The aroma of freshly-brewed coffee may be one of the great comforters of the workaday world, but the actual contents of the pot represent a recipe for stress, high blood pressure and future heart disease. In a study of the effects of "moderate" coffee drinking throughout the day, researchers at Duke University have found that just a few extra cups could be enough to finish you off further down the line.

"The relevant message here is that the more caffeine you consume during the day in coffee, tea, or soft drinks, the higher your blood pressure is likely to be," says James Lane, associate research professor of psychiatry and lead author of the study. "Over many years, this increase in blood pressure may heighten your risk of suffering a heart attack or stroke, even if you don't have high blood pressure now."
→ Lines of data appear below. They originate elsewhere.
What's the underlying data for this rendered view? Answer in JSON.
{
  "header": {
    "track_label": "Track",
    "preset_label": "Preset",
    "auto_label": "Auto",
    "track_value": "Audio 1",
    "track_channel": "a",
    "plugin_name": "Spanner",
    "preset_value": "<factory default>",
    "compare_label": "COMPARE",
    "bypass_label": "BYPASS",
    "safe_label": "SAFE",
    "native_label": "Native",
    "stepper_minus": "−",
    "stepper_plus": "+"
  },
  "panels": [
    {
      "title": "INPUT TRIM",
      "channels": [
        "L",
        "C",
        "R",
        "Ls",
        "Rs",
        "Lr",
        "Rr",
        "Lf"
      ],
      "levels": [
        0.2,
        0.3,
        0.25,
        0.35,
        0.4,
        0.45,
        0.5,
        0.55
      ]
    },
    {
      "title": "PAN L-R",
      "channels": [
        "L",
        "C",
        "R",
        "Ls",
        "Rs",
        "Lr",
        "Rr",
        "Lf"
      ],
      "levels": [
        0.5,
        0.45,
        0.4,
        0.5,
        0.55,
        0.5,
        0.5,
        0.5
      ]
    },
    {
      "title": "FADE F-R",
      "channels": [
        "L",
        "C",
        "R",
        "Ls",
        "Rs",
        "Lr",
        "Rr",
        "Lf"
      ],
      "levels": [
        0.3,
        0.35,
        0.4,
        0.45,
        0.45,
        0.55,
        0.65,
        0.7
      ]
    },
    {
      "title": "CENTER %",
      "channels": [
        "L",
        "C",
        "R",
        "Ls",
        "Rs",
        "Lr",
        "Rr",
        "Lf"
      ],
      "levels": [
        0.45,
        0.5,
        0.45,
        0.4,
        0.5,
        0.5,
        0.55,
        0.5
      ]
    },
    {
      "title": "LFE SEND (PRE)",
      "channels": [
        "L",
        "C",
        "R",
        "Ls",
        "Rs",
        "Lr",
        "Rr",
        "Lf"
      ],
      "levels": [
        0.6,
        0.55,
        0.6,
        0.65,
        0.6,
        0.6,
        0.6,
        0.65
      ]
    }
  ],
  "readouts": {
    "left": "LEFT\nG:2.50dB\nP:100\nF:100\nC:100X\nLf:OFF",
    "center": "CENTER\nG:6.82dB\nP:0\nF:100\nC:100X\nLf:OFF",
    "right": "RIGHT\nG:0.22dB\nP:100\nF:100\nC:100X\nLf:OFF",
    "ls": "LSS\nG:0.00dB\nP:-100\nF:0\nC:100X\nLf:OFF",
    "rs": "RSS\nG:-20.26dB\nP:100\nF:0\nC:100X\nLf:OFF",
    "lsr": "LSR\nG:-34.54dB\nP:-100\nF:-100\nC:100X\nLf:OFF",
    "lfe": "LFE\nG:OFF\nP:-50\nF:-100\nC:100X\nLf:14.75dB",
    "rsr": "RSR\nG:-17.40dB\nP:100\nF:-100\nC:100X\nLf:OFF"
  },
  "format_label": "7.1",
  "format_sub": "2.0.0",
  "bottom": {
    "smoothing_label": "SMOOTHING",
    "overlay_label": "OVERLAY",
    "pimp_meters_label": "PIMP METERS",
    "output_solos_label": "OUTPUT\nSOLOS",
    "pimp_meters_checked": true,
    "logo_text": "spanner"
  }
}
Publishing their results in the May issue of Psychosomatic Medicine, the researchers describe the effects of coffee on nineteen habitual drinkers who wore "ambulatory" blood-pressure monitors as they went about their daily jobs. Four to five cups raised blood pressure an average of five points - an increase that remained elevated throughout the day - compared to stints when they consumed just one cup.

In what amounts to the first analysis of the effects of caffeine during normal working conditions, the results spell bad news for coffee addicts of all kinds. Regardless of mood or activity - whether sitting, standing or walking - caffeine acts directly on blood pressure.

Previously, scientists had wondered whether elevated blood pressure might not be a secondary consequence of stress or activity levels.

"You can measure how caffeine affects people in the laboratory, but that doesn't tell you what effects the drug has in the real world when people are exposed to normal stressors and activities," says Lane. "This strengthens the evidence that caffeine is working directly on blood pressure rather than through other mediating factors."